December 24, 2010 |
January 4, 2011 |
January 3, 2011 |
December 27, 2010 |
December 23, 2010 |
ALAMEDA, Calif. - It must have been agony for Al Davis, making the ultimate concession, admitting to himself as well as the world that using the first pick in the 2007 NFL Draft on quarterback JaMarcus Russell was a mistake of considerable magnitude.
Al does mea culpas very poorly, if he does them at all. Davis does not like to admit failure, especially when the failure can be attributed to him.
And virtually everything which happens to and with the Oakland Raiders is attributable to Al Davis.
Particularly on draft days. Particularly when it involves players who fit the Davis style, fit the vertical offense, throwing deep and gaining big yards, a style effective 40 years ago but one that doesn't work in the 21st Century.
As the Raiders' record in most of the 21st Century, starting with the 2003 season, attests.
But it wasn't only a dated system that doomed Russell, and the Raiders' ill-thought plans, it was his own feeling of self-importance and inability to comprehend what was demanded of a man who was paid $36 million, if very few compliments.
He was not helped by the Raiders' poor offensive lines, Russell getting hit often, losing balls on fumbles and losing confidence.
A year and a half ago, in Sporting News magazine, Hall of Fame quarterback John Elway said Russell's only chance at success is to get out of Oakland.
"The fastest way to ruin a young quarterback,'' read the story under Elway's byline in the fall of 2008, "is to put him on a bad team, with a bad line, with no weapons, with no continuity in the coaching staff. That pretty much describes the current Raiders. The game has passed Al Davis by, and he's the only one who doesn't know it.''
What we'll never know is what Russell might have done under different circumstances. He didn't have much support. He didn't show much initiative.
The two most denigrating terms in sport are choke and bust, words implying someone didn't meet expectations. Russell fit into the second category, but is it because what the Raiders saw in him never existed, because as Elway pointed out Russell was in trouble without better teammates, or because JaMarcus was profligate?

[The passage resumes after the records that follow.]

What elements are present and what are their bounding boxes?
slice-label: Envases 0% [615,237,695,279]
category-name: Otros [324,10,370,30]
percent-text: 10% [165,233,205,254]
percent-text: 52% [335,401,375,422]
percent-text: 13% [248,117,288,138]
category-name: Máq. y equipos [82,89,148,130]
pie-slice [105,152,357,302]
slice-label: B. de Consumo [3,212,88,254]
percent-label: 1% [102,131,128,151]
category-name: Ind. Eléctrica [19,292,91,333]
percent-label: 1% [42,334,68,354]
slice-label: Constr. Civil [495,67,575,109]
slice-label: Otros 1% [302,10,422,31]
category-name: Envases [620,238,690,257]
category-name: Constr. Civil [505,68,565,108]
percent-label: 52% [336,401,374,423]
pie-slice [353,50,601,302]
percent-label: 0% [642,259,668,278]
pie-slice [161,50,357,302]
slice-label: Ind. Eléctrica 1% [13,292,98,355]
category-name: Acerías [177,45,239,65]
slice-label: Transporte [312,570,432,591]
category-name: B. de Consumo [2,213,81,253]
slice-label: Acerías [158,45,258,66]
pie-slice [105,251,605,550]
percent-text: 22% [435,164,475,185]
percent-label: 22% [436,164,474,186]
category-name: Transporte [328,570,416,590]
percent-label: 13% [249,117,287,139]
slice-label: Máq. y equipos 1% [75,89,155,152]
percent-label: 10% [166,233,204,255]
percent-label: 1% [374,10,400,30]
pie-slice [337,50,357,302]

He can throw a ball from here (meaning the Raiders practice facility) halfway to Canton, which was a start. However he often showed up overweight and out of shape, which was the finish.
He had a canon. He rarely had touch. Forever it can be debated whether he ever had a clue.
Davis will be 81 on the Fourth of July. He is experienced. Also stubborn. "I don't believe in addition through subtraction,'' has been his mantra when asked about trimming a roster of supposed top players. He doesn't allow himself to look bad.
His team has looked terrible, seven consecutive seasons with no fewer than 11 defeats. When head coach Tom Cable benched JaMarcus last year, surely it was not without Davis' tacit approval.
Al realized finally Russell was not the savior, was not even the starter.
The recent acquisition of Jason Campbell in a trade from the Redskins changed the dynamic entirely. Already, Kyle Boller had been signed as a free agent. Bruce Gradkowski and Charlie Frye were returning.
Four quarterbacks would be more than enough. Five would have been a show of panic. The stories started circulating that Russell's time in Oakland was about to end, and so it has ended.
JaMarcus wasn't a bad guy, and that cannot go unappreciated. He is being listed with Ryan Leaf as the greatest mistakes in recent NFL draft history, but Leaf was the second selection in the 1998 draft, and Leaf was a jerk. Russell is not.
JaMarcus was cooperative and pleasant. He just wasn't able to figure out that a pro quarterback is supposed to be a leader, the player who practices harder than his teammates, who studies longer than his teammates, the player who takes on the responsibility of winning games.
Russell was impressive in leading LSU over Notre Dame and Brady Quinn in the 2007 Sugar Bowl. "He throws the ball better than anyone I have ever seen,'' Tom Martinez, a quarterback coach who had worked with Russell, Elway and Tom Brady told the New York Times.
With the Raiders, he threw it everywhere but the right places. His lack of accuracy, and his getting sacked when unable to get rid of the ball were his undoing.
"We're working through trying to get a confidence level with everybody involved from routes, his footwork, his decision-making, the protection,'' Ted Tollner, Raiders passing game coordinator said of Russell last fall.
"It's a package of things, but for his position when you're playing poorly, a lot of it falls on the quarterback.''
The quarterback who has taken his own fall, from No. 1 to nowhere.